25 May 2013

bringing back an old practice

Long before I was a fabric and paint addict, I was a plant keeper. It was a slow, steady practice. It taught patience, persistence and to appreciate every small change that happens throughout life.

As life changed and evolved, I let the practice go. I didn't have the time, I told myself, and it was too much work. The truth is that I did have the time and it wasn't too much work but I let it go anyway. I'm not really sure why, being around plants makes me feel whole. My father was a gardener and more then anything else, keeping these little green fellows makes me feel connected to him.

I'm not an outdoor gardener, never have been. I prefer the indoor garden so this past weekend, I decided to fill that gap and brought these friends home to my studio:

They all need repotting and that fellow on the left desperately needs to be split into smaller plants. But oddly enough, two stops at home improvement stores did not yield small pots, all were too large. So in the meantime, I will water them and care for them as best I can. I want to keep the garden small but would like to add an african violet to the mix, they are my favorite flowering plant. I'll keep an eye out for one in my travels.

They also give me an excuse to use my more utilitarian pieces of my milk glass collection. They seem to approve. (And yes, that is a bar of soap in a bowl. It's grass scented and I often buy handmade soap to use for fragrance. The sun will warm it and it will give off a nice scent.)

I've been spending a lot of time in my own head lately trying to connect with the quiet side of my creative self. I've been running at full tilt and I have no complaints but in the back of my head, I kept hearing a small voice saying, "You need to figure out what the rest will look like. Now is the time."

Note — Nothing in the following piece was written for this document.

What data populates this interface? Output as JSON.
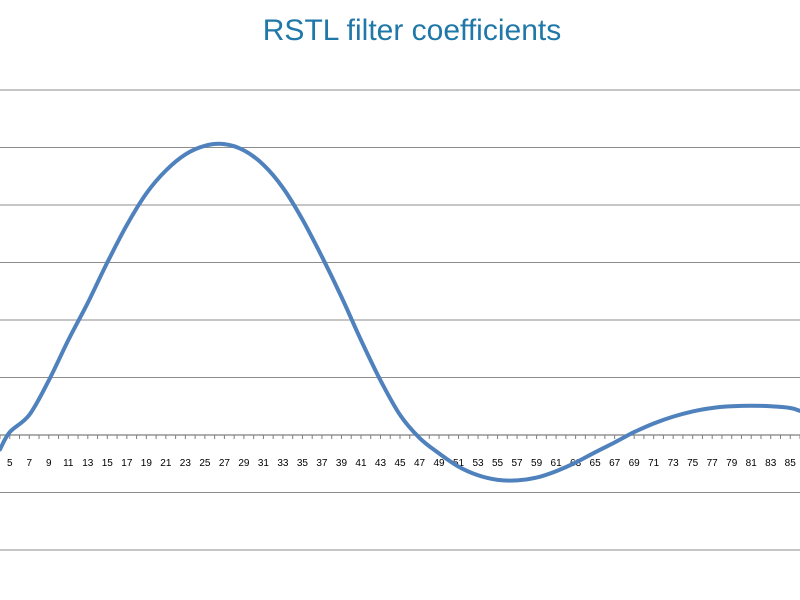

I want to move into the future with a clear vision of where I'm going with my art. And while it sounds contradictory, it means I need to slow down a bit. I've still got plenty on the schedule to keep me happily busy (I don't sit completely still - not ever) but in tandem, self awareness is at the top of the list.

Somehow that activity feels complete with the return of an indoor garden - a small gesture to signal the recognition of a quiet pause.


Lisa Chin said...

I let go of my inside plants about 5 years ago and I recently realized that when I let those plants go I let myself go as well. They were a sign as to how I was feeling. I now have some indoor plants. It's a great beginning. Your new garden is beautiful!!! Wishing you all the best in your quite contemplations.

Mary @ BarnBugStudio said...

I take excellent care of my two and four-legged family, and I adore houseplants, but I am shockingly neglectful of them. I bring them home and I know it improves the air quality and they're so pretty, but eventually the honeymoon is over, and the neglect begins. I am working on it. Best of luck with yours.

Jean Baardsen said...

An excellent book is: Mindfulness for Beginners: Reclaiming the Present Moment - and Your Life, by Jon Kabat-Zinn. Whenever I remember to pick it up and read a page, I have a better day.